Project Lecture AID hopes to solve that hassle for you.
Upload your lecture pdf to our user based terminal menu, and Lecture AID will extract the text, process it, and search the internet for key topics from that lecture. Once it finds relevant results, Lecture AID opens up a browser window with a list of questions relevant to your topic, and website links that should answer said questions, and also a wordcloud that highlights key words in the lecture.
Technologies Used¶
Text Extraction from pdfs was done with the help of PyMuPDF. Documentation can be viewed here: https://pymupdf.readthedocs.io/en/latest/
Word Processing Logic was done with the help of Spacy. Documentation can be viewed here: https://spacy.io/api/doc
Requirements¶
Python (atleast 3.8) and pip
Microsoft Visual C++ Build tools: https://visualstudio.microsoft.com/visual-cpp-build-tools/
Using pip install
google-api-python-client, version 2.22.0
people_also_ask, version 0.0.6
spacy, version 3.1.2 or greater
spacy-legacy, version 3.0.8
en_core_web_lg-3.1.0
pyfiglet, version 0.8.post1
PyMuPDF, version 1.18.19
wordcloud, version 1.8.1
matplotlib, version 3.4.3
Setup¶
run pip install -r requirements.txt
this installs all of the required python libraries
How to run¶
User uploads the lecture pdf through the terminal menu, Lecture Aid process the pdf and provides relevant results in questions and answers format through a browser window.
Step 1: User Terminal Menu: (python code/user_cli.py)
Step 2: Press 1 to enter a pdf. Enter the path of the PDF to be uploaded, ( Upload any lecture PDF with relevant contents )
Step 3: Browser Window displaying the search results and word cloud for the pdf uploaded.
Troubleshooting¶
When running the code/tests, I’m getting a no such module named code error? - Try prefixing the command with python -m, for example, python -m pytest
When I try to run pip install, I’m getting an error for wordcloud relating to Microsoft C++? - Microsoft C++ build tools are needed to generate the wordcloud. See the requirements section for the download link.
Future work¶
Build a website for a GUI interface for the user Our project is currently using a command line interface to get input, and output a .html file. A roadmap item would be to implement a website instead. This way the user would open up the Lecture Aid website, be able to add a file to the website, and click a button to process the file. Then, the website would display the results (wordcloud and question and answers). This will make it easier for users to use the project, without having to download/execute code locally.

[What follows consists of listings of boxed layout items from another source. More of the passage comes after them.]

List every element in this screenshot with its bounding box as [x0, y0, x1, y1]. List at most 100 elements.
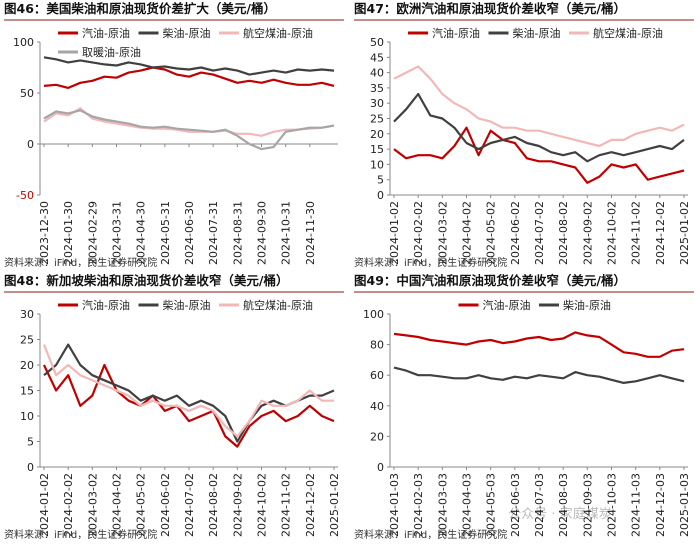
- chart-title: 图47：欧洲汽油和原油现货价差收窄（美元/桶）: [354, 1, 626, 16]
- y-tick-label: 10: [370, 158, 384, 171]
- x-tick-label: 2024-03-31: [111, 201, 124, 265]
- y-tick-label: 30: [370, 97, 384, 110]
- x-tick-label: 2024-08-02: [207, 473, 220, 537]
- x-tick-label: 2025-01-02: [678, 201, 691, 265]
- y-tick-label: 0: [27, 461, 34, 474]
- x-tick-label: 2024-03-02: [436, 201, 449, 265]
- legend-label: 汽油-原油: [432, 26, 480, 40]
- x-tick-label: 2024-07-31: [207, 201, 220, 265]
- y-tick-label: 20: [370, 128, 384, 141]
- x-tick-label: 2024-03-03: [436, 473, 449, 537]
- legend-label: 航空煤油-原油: [243, 26, 313, 40]
- chart-title: 图49：中国汽油和原油现货价差收窄（美元/桶）: [354, 273, 626, 288]
- y-tick-label: 5: [27, 436, 34, 449]
- x-tick-label: 2024-09-02: [231, 473, 244, 537]
- legend-label: 汽油-原油: [82, 26, 130, 40]
- legend-label: 柴油-原油: [163, 26, 211, 40]
- x-tick-label: 2024-01-03: [388, 473, 401, 537]
- x-tick-label: 2024-10-03: [606, 473, 619, 537]
- x-tick-label: 2024-11-03: [630, 473, 643, 537]
- x-tick-label: 2024-09-03: [581, 473, 594, 537]
- series-line: [43, 363, 335, 448]
- y-tick-label: 60: [370, 369, 384, 382]
- x-tick-label: 2024-01-02: [38, 473, 51, 537]
- x-tick-label: 2024-03-02: [86, 473, 99, 537]
- y-tick-label: 0: [377, 461, 384, 474]
- x-tick-label: 2024-11-02: [630, 201, 643, 265]
- source-note: 资料来源：iFind，民生证券研究院: [354, 528, 507, 541]
- x-tick-label: 2024-11-02: [280, 473, 293, 537]
- x-tick-label: 2024-07-03: [533, 473, 546, 537]
- x-tick-label: 2024-01-02: [388, 201, 401, 265]
- y-tick-label: 40: [370, 67, 384, 80]
- x-tick-label: 2024-02-02: [412, 201, 425, 265]
- y-tick-label: 20: [20, 359, 34, 372]
- source-note: 资料来源：iFind，民生证券研究院: [4, 528, 157, 541]
- y-tick-label: 30: [20, 308, 34, 321]
- x-tick-label: 2024-12-03: [654, 473, 667, 537]
- y-tick-label: 15: [370, 143, 384, 156]
- x-tick-label: 2024-08-03: [557, 473, 570, 537]
- x-tick-label: 2025-01-02: [328, 473, 341, 537]
- y-tick-label: 80: [370, 339, 384, 352]
- series-line: [393, 65, 685, 148]
- source-note: 资料来源：iFind，民生证券研究院: [4, 256, 157, 269]
- series-line: [43, 107, 335, 137]
- y-tick-label: 40: [370, 400, 384, 413]
- chart-title: 图48：新加坡柴油和原油现货价差收窄（美元/桶）: [4, 273, 288, 288]
- x-tick-label: 2025-01-03: [678, 473, 691, 537]
- legend-label: 航空煤油-原油: [243, 298, 313, 312]
- legend-label: 取暖油-原油: [82, 45, 141, 59]
- x-tick-label: 2024-04-03: [461, 473, 474, 537]
- x-tick-label: 2024-05-31: [159, 201, 172, 265]
- x-tick-label: 2023-12-30: [38, 201, 51, 265]
- series-line: [42, 344, 334, 438]
- x-tick-label: 2024-08-31: [231, 201, 244, 265]
- series-line: [393, 366, 685, 384]
- y-tick-label: 0: [27, 138, 34, 151]
- x-tick-label: 2024-06-30: [183, 201, 196, 265]
- y-tick-label: 100: [13, 36, 34, 49]
- series-line: [43, 66, 335, 89]
- x-tick-label: 2024-04-02: [111, 473, 124, 537]
- legend-label: 航空煤油-原油: [593, 26, 663, 40]
- x-tick-label: 2024-12-02: [654, 201, 667, 265]
- legend-label: 汽油-原油: [82, 298, 130, 312]
- y-tick-label: 10: [20, 410, 34, 423]
- x-tick-label: 2024-02-03: [412, 473, 425, 537]
- x-tick-label: 2024-11-30: [304, 201, 317, 265]
- legend-label: 汽油-原油: [483, 298, 531, 312]
- series-line: [393, 331, 685, 358]
- y-tick-label: 50: [20, 87, 34, 100]
- y-tick-label: 35: [370, 82, 384, 95]
- legend-label: 柴油-原油: [513, 26, 561, 40]
- x-tick-label: 2024-08-02: [557, 201, 570, 265]
- legend-label: 柴油-原油: [563, 298, 611, 312]
- y-tick-label: -50: [16, 189, 34, 202]
- y-tick-label: 100: [363, 308, 384, 321]
- x-tick-label: 2024-06-03: [509, 473, 522, 537]
- chart-title: 图46：美国柴油和原油现货价差扩大（美元/桶）: [4, 1, 276, 16]
- x-tick-label: 2024-10-31: [280, 201, 293, 265]
- series-line: [43, 56, 335, 76]
- x-tick-label: 2024-09-02: [581, 201, 594, 265]
- series-line: [393, 126, 685, 184]
- legend-label: 柴油-原油: [163, 298, 211, 312]
- y-tick-label: 50: [370, 36, 384, 49]
- x-tick-label: 2024-02-02: [62, 473, 75, 537]
- x-tick-label: 2024-09-30: [256, 201, 269, 265]
- y-tick-label: 25: [20, 334, 34, 347]
- y-tick-label: 15: [20, 385, 34, 398]
- x-tick-label: 2024-06-02: [509, 201, 522, 265]
- series-line: [393, 92, 685, 163]
- x-tick-label: 2024-07-02: [533, 201, 546, 265]
- x-tick-label: 2024-05-02: [135, 473, 148, 537]
- x-tick-label: 2024-02-29: [86, 201, 99, 265]
- watermark: 公众号 · 家庭煤炭: [508, 506, 611, 522]
- x-tick-label: 2024-12-02: [304, 473, 317, 537]
- x-tick-label: 2024-07-02: [183, 473, 196, 537]
- x-tick-label: 2024-06-02: [159, 473, 172, 537]
- x-tick-label: 2024-04-30: [135, 201, 148, 265]
- x-tick-label: 2024-10-02: [606, 201, 619, 265]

Support for additional file types Currently the project supports only PDF format for the uploaded files. In future other formats such as .ppt, .doc should be supported
Increase the concurrency efficiency Currently, we are using the maximum number of threads (10) for running search queries, but could still be room for improvement using other multithreading/multiprocessing tools.
Improve Word Extraction Logic Currently Spacy is being used to extract noun phrases from each slide/page of the document. Then the high frequency noun phrases are calculated and used in the final search query. However this causes an issue when every slide has the document’s author name and email address listed. The author name is considered as a noun phrase, and since it appears on every slide has a high frequency, and thus appears on the final search query.
Save favourite links to bookmarks A button can be added beside each link in the results to save those links to browser bookmarks.
Build a browser extension Build a browser extension which lets the user to select text from a webpage and send a request to the application and get the links of pdf webpages.